La legge della raccomandazione e dei “ddumanneri”

Il politicante raccomanda, il servo domanda. A Paternò la prassi è consolidata addirittura ancor più oggi che in passato: la crisi economica ha infatti creato altri mostri. Altri appecorinamenti. Amanti, figli, nipoti e amici: la parola d’ordine è sistema

29 agosto 2016 07:38
La legge della raccomandazione e dei “ddumanneri” -
Condividi

95047.it Fottere il prossimo. Non trovo la necessità di utilizzare un linguaggio tecnico o, meglio, aulico per definire una pratica in uso dappertutto. Ma che dalle nostre parti diventa un autentico capolavoro. E’ la raccomandazione. Quella necessità morbosa di affidarsi al politicante di turno per potere aggirare il merito di chi avrebbe bisogno e diritto. Fottere il prossimo, appunto.
Del resto, da noi nemmeno la posta arriva puntuale: almenochè non sia una raccomandata.
Meno titoli e preparazione hai e più hai spudoratamente modo di spuntarla a danno degli altri. Certo, dipende tutto dal tuo sponsor politico. Dal tuo “patrozzo”. A Paternò la prassi è consolidata addirittura ancor più oggi che in passato: la crisi economica ha infatti creato altri mostri. Altri appecorinamenti per una miseria. Per le briciole. Ci sarebbe da scrivere un saggio.
La raccomandazione è appannaggio solo di chi ha agganci influenti. Sulla nostra violentata e dannata terra, più del 30% dei giovani trova impiego solo grazie alla raccomandazione: un numero che è più impressionante di quello che si creda.

Il potere di un politico si misura e si certifica dal buon esito della raccomandazione in relazione a quanto più il raccomandato è privo di titoli e gli altri concorrenti siano, ahiloro, invece preparati. Amanti, figli, nipoti e amici: la parola d’ordine è sistemare gli inetti. Soprattutto, nella pubblica amministrazione o, in alternativa, laddove la politica può dettare legge. Dalla spazzatura agli incarichi di consulenza passando per le “segnalazioni” alla ditta che ha vinto l’appalto e al posto preso nella sanità pubblica. Come vedete, il politicante raccomandatore agisce come don Vito Corleone ne “Il Padrino”: lo fa per amore. Mica per interessi personali. 
Ma non va data tutta la colpa ai politicanti. Buona parte della responsabilità di questo sistema inscalfibile a danno di tutti, è la schiena flessibile di chi cerca la raccomandazione. Ecco che ricompare il concetto di “appecorinamento”.

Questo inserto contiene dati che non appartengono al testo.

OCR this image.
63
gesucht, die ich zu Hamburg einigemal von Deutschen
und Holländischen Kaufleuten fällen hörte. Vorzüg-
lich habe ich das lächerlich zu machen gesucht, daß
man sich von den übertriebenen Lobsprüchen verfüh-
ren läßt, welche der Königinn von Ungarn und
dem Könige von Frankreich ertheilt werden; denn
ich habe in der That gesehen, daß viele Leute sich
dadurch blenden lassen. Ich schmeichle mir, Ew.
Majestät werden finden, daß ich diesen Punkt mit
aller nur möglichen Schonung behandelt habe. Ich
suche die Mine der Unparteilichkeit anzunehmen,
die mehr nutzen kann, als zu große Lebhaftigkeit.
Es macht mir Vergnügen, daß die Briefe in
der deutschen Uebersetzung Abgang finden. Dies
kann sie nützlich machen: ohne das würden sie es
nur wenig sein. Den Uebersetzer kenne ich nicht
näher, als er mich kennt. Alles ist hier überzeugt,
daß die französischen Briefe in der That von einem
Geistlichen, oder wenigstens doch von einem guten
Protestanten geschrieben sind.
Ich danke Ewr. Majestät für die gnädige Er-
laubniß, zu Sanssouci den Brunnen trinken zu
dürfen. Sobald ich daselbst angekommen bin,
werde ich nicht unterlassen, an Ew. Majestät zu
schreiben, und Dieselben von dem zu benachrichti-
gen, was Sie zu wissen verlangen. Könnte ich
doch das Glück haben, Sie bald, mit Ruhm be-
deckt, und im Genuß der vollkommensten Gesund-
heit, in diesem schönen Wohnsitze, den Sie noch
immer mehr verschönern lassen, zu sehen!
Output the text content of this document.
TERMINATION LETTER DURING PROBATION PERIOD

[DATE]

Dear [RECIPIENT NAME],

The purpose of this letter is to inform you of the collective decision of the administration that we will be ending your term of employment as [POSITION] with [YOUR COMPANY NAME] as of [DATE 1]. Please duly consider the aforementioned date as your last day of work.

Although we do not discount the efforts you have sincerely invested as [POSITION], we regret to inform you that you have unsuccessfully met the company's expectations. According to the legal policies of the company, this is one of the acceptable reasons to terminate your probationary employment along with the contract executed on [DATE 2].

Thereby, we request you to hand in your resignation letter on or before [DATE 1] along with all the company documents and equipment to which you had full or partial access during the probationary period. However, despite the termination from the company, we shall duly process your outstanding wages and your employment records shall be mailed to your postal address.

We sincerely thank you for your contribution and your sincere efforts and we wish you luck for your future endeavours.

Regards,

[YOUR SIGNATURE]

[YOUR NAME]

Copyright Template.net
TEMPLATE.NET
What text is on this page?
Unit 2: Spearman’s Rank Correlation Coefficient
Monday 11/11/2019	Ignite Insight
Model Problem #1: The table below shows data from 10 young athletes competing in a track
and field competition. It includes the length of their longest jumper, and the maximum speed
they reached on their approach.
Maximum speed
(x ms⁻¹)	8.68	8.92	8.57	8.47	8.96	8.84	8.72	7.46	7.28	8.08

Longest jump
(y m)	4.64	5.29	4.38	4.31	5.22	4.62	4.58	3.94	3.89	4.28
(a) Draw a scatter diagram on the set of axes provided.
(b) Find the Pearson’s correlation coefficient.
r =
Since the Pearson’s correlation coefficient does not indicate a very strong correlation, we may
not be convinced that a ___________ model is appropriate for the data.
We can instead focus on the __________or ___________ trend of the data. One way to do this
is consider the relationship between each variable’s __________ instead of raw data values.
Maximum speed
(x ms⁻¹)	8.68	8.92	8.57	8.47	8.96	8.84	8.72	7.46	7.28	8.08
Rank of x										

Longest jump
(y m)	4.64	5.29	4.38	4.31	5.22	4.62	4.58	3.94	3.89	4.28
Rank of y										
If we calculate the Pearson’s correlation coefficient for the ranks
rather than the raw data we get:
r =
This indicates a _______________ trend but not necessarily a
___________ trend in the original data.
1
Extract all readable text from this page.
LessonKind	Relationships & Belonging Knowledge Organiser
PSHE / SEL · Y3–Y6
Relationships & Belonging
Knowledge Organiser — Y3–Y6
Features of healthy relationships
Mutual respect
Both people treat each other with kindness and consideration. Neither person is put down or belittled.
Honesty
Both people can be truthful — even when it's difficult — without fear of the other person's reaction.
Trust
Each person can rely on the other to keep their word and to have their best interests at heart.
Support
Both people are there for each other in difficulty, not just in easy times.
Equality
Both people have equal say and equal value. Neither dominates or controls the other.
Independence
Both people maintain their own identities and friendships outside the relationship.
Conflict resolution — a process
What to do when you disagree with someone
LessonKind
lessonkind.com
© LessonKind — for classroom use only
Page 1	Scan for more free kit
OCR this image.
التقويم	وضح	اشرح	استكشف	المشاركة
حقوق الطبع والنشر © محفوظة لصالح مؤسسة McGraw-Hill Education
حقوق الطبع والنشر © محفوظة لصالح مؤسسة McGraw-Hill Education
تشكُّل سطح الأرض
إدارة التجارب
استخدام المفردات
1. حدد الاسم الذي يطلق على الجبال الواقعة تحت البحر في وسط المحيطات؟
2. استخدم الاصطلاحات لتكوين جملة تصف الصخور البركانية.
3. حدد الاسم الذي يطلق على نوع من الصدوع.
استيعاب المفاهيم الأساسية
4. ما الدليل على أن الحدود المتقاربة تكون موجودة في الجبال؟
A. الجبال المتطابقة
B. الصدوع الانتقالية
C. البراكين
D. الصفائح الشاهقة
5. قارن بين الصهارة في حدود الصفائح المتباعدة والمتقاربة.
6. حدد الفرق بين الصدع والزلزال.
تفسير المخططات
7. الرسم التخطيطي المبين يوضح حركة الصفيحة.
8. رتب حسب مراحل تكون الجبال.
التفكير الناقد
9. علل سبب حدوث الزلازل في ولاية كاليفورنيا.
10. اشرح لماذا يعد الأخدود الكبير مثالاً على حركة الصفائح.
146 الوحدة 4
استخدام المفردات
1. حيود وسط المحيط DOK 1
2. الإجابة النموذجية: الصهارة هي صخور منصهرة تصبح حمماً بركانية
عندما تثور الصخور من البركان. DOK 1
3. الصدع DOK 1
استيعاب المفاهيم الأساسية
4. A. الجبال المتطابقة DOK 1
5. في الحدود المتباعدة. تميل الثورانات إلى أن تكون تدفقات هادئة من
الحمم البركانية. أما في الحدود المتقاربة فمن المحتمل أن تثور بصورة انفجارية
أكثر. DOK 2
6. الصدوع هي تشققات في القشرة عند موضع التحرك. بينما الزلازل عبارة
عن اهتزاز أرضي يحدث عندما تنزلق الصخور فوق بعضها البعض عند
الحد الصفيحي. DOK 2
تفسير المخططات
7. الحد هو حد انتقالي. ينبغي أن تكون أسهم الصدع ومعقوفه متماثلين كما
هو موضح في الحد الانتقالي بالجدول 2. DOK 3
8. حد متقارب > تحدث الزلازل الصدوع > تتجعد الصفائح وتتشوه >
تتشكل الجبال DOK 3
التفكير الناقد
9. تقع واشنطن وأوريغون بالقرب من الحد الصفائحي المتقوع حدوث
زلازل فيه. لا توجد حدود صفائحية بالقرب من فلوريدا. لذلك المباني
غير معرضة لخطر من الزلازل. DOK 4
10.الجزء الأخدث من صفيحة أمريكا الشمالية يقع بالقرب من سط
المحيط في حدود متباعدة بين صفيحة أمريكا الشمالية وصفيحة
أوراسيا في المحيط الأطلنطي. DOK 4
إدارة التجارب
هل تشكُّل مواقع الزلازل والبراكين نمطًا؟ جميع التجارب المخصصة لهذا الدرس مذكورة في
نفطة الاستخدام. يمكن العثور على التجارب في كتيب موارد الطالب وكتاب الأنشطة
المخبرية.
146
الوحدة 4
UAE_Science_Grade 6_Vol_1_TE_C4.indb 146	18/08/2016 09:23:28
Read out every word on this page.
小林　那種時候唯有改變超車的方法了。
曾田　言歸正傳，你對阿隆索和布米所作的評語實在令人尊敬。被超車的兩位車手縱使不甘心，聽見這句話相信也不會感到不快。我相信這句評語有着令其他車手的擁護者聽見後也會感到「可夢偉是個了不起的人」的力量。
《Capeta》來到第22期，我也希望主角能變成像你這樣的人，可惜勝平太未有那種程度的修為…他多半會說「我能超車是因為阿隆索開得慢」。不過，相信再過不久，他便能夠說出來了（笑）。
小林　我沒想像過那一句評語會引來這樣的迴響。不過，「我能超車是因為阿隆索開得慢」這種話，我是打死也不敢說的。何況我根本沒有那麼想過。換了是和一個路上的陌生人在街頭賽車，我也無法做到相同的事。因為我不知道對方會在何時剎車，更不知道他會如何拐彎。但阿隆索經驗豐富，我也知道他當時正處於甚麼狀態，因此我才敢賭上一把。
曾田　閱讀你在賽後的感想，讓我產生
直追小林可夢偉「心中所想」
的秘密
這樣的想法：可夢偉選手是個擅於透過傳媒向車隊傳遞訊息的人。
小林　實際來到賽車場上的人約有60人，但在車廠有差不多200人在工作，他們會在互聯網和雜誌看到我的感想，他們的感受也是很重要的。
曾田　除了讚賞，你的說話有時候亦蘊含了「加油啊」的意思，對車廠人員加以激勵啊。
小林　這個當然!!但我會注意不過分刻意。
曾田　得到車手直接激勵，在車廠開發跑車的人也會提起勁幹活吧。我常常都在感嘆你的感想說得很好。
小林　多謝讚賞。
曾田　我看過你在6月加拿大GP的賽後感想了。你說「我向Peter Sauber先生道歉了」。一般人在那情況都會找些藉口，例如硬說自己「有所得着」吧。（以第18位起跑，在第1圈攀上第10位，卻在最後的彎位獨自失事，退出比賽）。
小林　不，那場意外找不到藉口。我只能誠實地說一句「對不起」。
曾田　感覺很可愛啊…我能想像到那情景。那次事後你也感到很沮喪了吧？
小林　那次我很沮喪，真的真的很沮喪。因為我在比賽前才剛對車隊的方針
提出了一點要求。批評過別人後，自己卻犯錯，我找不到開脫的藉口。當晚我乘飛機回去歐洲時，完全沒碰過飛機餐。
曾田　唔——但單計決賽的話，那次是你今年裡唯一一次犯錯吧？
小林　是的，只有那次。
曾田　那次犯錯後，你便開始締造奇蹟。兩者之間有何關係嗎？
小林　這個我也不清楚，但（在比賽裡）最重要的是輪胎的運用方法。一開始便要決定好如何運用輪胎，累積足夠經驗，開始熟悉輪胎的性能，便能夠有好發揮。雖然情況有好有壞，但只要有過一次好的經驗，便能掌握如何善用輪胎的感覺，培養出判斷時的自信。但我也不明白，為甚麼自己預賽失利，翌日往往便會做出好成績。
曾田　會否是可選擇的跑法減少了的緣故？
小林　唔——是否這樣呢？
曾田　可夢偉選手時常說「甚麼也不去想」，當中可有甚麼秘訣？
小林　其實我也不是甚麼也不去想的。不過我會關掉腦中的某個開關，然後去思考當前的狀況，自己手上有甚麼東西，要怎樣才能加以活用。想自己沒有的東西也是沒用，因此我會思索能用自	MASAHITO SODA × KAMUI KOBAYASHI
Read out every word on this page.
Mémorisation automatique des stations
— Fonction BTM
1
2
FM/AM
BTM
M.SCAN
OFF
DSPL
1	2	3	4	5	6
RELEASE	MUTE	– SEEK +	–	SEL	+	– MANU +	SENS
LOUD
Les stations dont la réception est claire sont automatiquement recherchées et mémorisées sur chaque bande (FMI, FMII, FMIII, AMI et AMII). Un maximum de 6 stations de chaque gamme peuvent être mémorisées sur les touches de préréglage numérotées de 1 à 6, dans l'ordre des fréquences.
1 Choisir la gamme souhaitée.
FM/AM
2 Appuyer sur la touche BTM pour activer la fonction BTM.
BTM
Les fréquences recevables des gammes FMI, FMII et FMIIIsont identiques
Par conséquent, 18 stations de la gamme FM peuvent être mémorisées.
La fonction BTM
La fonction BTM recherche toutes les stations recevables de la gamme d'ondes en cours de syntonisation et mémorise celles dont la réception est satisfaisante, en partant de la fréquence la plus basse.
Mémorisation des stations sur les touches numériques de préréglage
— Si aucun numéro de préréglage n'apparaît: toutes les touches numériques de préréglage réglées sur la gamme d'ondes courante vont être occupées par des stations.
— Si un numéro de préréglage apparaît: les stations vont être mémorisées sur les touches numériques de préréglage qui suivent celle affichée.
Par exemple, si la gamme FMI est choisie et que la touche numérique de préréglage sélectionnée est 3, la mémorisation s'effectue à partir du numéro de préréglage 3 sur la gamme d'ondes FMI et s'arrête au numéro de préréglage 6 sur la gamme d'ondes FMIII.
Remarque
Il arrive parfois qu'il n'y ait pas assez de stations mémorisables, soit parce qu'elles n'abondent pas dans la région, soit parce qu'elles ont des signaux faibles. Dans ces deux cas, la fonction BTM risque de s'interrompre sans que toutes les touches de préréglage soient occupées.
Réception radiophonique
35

La raccomandazione è un sistema quotidiano che sguazza nella illegalità. Non sei in regola con qualche pagamento? Stai deturpando la città in cui vivi? Hai bisogno di portare avanti una pratica non proprio trasparente? Sei tu stesso un politico "localissimo" e devi accelerare una autorizzazione per il tuo locale anzichè fare il cane come lo fanno tutti i comuni mortali? No problem: “Ci penzu iù, ora parru ccu n’amicu”. Et voilà. Si aggiusta sempre tutto. C’è bisogno di una raccomandazione per tutto.

 Ovviamente, queste stesse persone, raccomandanti e raccomandati, in pubblica piazza sono contro “questo sistema che ha messo in ginocchio la nostra terra lasciandola alla fame e bla bla bla”. La filosofia dei buonisti sproloquiata dai carnefici.


Insomma, i cretini siamo noi. Noi, che abbiamo rinunciato a coniugare il motto. Quale? “Fottere il prossimo”. E, dunque, fottere noi stessi.